O trabalho de cuidar o mundo

O dia 1º de maio, festa do trabalho, nos convida neste ano a considerarmos diversas realidades e aspectos que a crise do coronavirus pôs especialmente em destaque. Artigo de Mons. Fernando Ocáriz publicado no jornal Folha de São Paulo.

O dia 1º de maio, festa do trabalho, nos convida neste ano a considerarmos diversas realidades e aspectos que a crise do coronavirus pôs especialmente em destaque: que no mundo há um grande número de pessoas boas; o progresso deve estar unido a um domínio sobre a natureza que seja ao mesmo tempo respeito em relação a ela; dependemos uns dos outros; somos vulneráveis; e uma sociedade, para ser humana, precisa ser solidária.

Na resposta à pandemia, distinguem-se sobre tudo as profissões voltadas para o cuidado das pessoas.

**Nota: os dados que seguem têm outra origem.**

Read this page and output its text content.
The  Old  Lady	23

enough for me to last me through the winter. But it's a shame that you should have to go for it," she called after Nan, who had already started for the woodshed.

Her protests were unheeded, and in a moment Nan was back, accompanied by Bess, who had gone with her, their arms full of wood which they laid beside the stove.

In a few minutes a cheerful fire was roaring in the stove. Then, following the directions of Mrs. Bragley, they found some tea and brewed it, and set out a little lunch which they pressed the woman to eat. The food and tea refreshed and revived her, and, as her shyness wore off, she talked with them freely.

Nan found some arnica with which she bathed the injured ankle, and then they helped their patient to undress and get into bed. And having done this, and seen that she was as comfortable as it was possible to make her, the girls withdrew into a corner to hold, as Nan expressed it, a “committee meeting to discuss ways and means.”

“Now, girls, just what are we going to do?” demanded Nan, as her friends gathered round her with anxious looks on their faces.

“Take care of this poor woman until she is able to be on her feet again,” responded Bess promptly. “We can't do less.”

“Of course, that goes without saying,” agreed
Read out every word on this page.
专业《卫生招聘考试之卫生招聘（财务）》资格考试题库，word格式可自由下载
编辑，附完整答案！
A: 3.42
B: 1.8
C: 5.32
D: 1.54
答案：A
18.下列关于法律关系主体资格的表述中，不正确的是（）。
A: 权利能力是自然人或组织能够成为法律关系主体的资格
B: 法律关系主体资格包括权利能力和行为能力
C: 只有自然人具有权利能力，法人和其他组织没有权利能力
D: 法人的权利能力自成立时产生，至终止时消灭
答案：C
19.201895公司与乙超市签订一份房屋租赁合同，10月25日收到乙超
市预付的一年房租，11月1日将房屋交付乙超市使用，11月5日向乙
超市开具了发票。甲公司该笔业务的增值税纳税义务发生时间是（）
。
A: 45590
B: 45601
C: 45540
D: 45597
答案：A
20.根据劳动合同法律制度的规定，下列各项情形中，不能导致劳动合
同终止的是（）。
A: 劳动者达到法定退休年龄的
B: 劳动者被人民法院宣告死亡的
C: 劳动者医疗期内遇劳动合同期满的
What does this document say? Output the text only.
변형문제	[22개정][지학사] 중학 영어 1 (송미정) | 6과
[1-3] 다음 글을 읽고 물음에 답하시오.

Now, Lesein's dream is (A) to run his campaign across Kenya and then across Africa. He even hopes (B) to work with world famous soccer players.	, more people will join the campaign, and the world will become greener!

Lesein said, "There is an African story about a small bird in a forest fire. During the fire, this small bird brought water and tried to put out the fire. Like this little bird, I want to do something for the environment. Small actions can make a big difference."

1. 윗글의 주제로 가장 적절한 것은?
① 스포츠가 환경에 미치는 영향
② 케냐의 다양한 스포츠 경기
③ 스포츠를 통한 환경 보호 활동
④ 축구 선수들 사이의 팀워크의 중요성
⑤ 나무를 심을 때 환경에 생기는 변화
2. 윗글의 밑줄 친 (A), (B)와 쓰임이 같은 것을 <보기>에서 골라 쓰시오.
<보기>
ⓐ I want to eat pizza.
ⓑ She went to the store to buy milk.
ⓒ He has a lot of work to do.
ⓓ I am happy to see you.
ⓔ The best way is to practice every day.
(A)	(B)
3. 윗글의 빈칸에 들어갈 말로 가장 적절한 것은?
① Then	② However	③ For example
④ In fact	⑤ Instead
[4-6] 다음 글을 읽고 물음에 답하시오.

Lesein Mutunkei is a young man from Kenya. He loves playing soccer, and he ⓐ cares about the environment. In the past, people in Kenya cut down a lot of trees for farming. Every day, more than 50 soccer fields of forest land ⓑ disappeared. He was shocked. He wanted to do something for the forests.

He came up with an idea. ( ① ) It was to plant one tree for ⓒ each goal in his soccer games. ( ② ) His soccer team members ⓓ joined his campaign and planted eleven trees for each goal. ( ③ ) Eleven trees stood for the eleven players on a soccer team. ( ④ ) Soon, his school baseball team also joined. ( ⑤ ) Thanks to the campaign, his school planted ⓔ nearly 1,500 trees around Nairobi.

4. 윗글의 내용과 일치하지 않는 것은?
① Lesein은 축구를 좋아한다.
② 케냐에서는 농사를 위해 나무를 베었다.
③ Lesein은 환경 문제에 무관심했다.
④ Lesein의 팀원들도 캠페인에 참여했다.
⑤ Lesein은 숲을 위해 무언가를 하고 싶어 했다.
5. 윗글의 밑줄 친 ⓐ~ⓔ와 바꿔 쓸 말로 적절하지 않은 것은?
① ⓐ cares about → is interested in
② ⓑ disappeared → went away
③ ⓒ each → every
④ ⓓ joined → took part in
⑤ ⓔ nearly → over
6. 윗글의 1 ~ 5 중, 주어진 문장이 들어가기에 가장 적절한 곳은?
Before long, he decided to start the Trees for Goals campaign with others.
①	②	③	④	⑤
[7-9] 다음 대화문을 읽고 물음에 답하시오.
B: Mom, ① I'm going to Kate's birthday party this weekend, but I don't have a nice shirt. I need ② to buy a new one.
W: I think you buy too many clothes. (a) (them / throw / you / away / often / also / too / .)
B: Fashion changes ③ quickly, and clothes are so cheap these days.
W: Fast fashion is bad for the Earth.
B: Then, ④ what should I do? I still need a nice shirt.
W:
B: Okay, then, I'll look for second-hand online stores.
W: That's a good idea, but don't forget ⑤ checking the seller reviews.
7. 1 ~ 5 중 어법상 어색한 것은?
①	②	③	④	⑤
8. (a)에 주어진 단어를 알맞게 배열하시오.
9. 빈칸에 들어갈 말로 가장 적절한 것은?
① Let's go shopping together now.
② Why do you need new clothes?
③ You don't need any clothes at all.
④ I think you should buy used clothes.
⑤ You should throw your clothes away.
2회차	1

Palavras relacionadas com “cuidar” ocupam as manchetes: acompanhar, chorar, proteger, escutar... Essa situação faz-nos pensar no “para quê” e no “até que ponto” de qualquer trabalho. De alguma maneira, aprendemos a compreender melhor que o serviço é a alma da sociedade, o que dá sentido ao trabalho.

O trabalho é bem mais do que uma necessidade ou um produto. O livro da Bíblia que relata as origens da humanidade, afirma que Deus criou o homem “para que trabalhasse” e cuidasse do mundo (Gênesis, 2,15). O trabalho não é um castigo, mas a situação normal do ser humano no universo. Mediante o trabalho, estabelecemos uma relação com Deus e com os outros e, trabalhando, cada um pode desenvolver-se melhor como pessoa.

A reação exemplar de inúmeros profissionais, crentes ou não, perante a pandemia, está manifestando essa dimensão de serviço, e ajuda-nos a pensar que o destinatário último de qualquer tarefa ou profissão é alguém com nome e sobrenome, alguém que possui uma dignidade irrenunciável. Todo trabalho nobre pode ser reconduzido, afinal, à tarefa de “cuidar das pessoas”.

Quando procuramos trabalhar bem, mantendo a abertura para o próximo, o nosso trabalho, qualquer trabalho, ganha um sentido completamente novo, e pode tornar-se um caminho de encontro com Deus. Faz um bem muito grande integrar no trabalho — mesmo no mais rotineiro — a perspectiva da “pessoa”, que é a do serviço que vai além do devido pela retribuição recebida.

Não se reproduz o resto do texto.